Kathy LaTour is a breast cancer survivor, author of The Breast Cancer Companion and co-founder of CURE magazine. While cancer did not take her life, she has given it willingly to educate, empower and enlighten the newly diagnosed and those who care for them.
Childhood and young adult cancer survivors need fertility preservation information, but are they getting it from their oncologists?
In 2006, the American Society of Clinical Oncology (ASCO) released guidelines stating that:
“Oncologists should address the possibility of infertility with patients treated during their reproductive years and be prepared to discuss possible fertility preservation options or refer appropriate and interested patients to reproductive specialists. Clinician judgment should be employed in the timing of raising this issue, but discussion at the earliest possible opportunity is encouraged. Sperm and embryo cryopreservation are considered standard practice and widely available; other available fertility preservation methods should be considered investigational and be performed in centers with the necessary expertise.”

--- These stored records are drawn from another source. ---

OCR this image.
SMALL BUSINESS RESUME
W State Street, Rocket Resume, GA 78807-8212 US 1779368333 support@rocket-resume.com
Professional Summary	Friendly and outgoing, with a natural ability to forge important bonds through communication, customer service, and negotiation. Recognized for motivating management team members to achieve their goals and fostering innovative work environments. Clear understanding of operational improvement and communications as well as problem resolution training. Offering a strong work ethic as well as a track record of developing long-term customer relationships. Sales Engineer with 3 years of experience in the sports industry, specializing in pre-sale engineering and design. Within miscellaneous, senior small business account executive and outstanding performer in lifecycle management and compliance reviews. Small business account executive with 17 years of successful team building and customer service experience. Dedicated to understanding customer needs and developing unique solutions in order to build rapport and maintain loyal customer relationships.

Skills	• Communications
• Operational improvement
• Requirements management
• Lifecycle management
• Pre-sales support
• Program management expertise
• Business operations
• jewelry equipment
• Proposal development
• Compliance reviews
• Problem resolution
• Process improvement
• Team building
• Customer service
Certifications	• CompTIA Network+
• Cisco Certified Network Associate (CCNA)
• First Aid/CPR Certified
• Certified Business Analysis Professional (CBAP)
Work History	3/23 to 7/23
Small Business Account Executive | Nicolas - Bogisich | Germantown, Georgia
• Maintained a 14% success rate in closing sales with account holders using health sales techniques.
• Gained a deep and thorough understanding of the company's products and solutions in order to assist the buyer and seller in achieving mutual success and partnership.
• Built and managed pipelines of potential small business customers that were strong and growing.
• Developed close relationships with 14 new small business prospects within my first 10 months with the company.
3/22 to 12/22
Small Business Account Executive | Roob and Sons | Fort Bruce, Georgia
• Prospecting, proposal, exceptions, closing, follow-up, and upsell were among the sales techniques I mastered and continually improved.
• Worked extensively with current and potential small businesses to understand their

This year, numerous studies have shown that those guidelines are not being followed, and where fertility preservation consultation is available, guidelines are variable and may be based on age and cancer type.
Recently, researchers looked at a number of National Cancer Institute-designated comprehensive cancer centers and pediatric centers to assess how consistent they were at providing information and access to fertility preservation resources to patients. Gwen Quinn, PhD, of H. Lee Moffitt Cancer Center and Research Institute in Tampa, Fla., along with lead author Marla Clayman, PhD, of Northwestern University, found that most cancer centers did not have policies or procedures in place for fertility preservation.
Quinn, who will also be among panel members who assess the ASCO guidelines this fall, also led a study of oncologists’ practice behaviors that concluded that 77 percent of physicians discussed fertility options and 47 percent referred patients to a specialist. Quinn conceded the difficulty in assessing adherence because of confusion over where the adolescent population is treated (whether in adult or pediatric facilities), where policy and guidelines may vary based on being a minor versus an adult, and who can or should be present when fertility discussions are held with the pediatric oncologists.
In regards to knowledge of the ASCO guidelines, more than a third of oncologists surveyed were not aware of the recommendations, and of those who were familiar with the guidelines, only 18 percent of oncologists referenced them.
“We are still a long way from having something very concrete,” Quinn says. “A guideline is a guideline. It’s not a mandate. We want a referral to a reproductive specialist to be adopted as a standard of care, so if oncologists don’t do it or don’t document having done it, they are not following best practices. ”
When [cancer patients] are going through treatment, many are too overwhelmed to think about fertility...
The likelihood of becoming infertile due to treatment varies depending on a number of factors including age, receipt of chemotherapy, type of surgery and where radiation was delivered in the body. Options for preserving fertility for men and women include sperm and embryo freezing and oophoropexy, or repositioning the ovaries out of the radiation field. The success rates of these procedures vary and can be cost prohibitive as they may not be covered under insurance. The nonprofit organization, Fertile Hope, which provides fertility information and support for patients and survivors, also offers financial assistance.
According to statistics cited by Quinn and colleagues from a 2008 study using data from 1,030 pediatric oncology patients, 63 percent of patients engaged in conversations with their doctors about fertility, but only 1 percent of female patients were referred to a reproductive specialist.
“There are many reasons this doesn’t occur,” Quinn says. “People who have a hematologic malignancy need to start treatment immediately. For females there isn’t time, while males can bank sperm.”
Quinn says her group is trying to educate patients that there may be a second opportunity for fertility options after treatment has ended and before premature ovarian failure that may occur a few years after treatment ends. “They may not be ready to start a family after treatment is over because of age or going back to school, but they could look at fertility preservation options then.”
In addition to this post-treatment fertility information, they also need follow-up care around secondary issues, such as the risk of osteoporosis with premature ovarian failure. Discussion of contraception is also important, since the risk of pregnancy and sexually transmitted diseases may still be present.
Cancer centers are navigating these issues in their own way by adding a reproductive endocrinologist to staff or, if the patient prefers, setting up phone calls. At Memorial Sloan-Kettering Cancer Center in New York City a clinical nurse specialist provides physicians with education and information to offer to patients and also counsels patients about the effects of treatment and options for fertility preservation.
Quinn also recommends patients use Fertile Hope to understand their risk of losing fertility from the drugs listed on the website. (Patients can also help determine their risk using the site’s fertility risk calculator).
“When they are going through treatment, many are too overwhelmed to think about fertility, and they are grateful to know they can come back later and know someone will be here to talk to them.”